Beyond the areas where customers interact with the business are the production, handling, and storage areas where employees spend most of their time. The traditional strategy for dealing with noise in the workplace has been to provide hearing protection to workers. This method does at least preserve their hearing, but the noise still interferes with communication and makes it difficult for personnel to alert one another to problems or emergencies.

It can also make it more difficult to detect malfunctions in equipment. The most common first sign of a problem in machinery, just as in your car, is often a change in the sound it makes during operation. These variations are often subtle and can be tough to detect in a noisy environment since the overall noise drowns out any sounds that may indicate a problem.

For those reasons, companies are looking for ways to do more than block noise. They are also seeking to reduce it. Controlling vibration in equipment can be a very effective method for cutting back on the overall noise level, making the workplace safer and more efficient.

Perhaps most troublesome about noise in a workplace is the impact on employees, and this is more than just the potential damage to their hearing. A loud workplace is simply less pleasant to work in. Employees get frustrated when basic communication becomes a chore rather than a simple matter of exchanging a few words. They see their time wasted in communicating simple statements, and the issue could become so pronounced that they choose to work elsewhere.

Additionally, blocking sound from the ears doesn’t necessarily block it from the body.

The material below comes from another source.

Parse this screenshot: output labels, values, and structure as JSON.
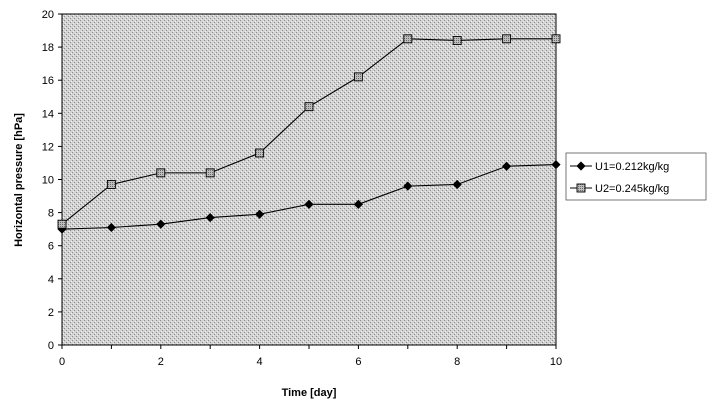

The intense vibrations of equipment are noticed mostly for the noise they make, but that movement can also prove unpleasant to workers, even when they don’t hear much noise. In terms of morale, a noisy workplace makes it impossible to enjoy a little talk on the line or around the water cooler.

Managing sound in business is an important step toward being a good neighbor, keeping equipment at peak level, and providing a pleasant workplace for employees. Make sound control part of your business health and safety policy.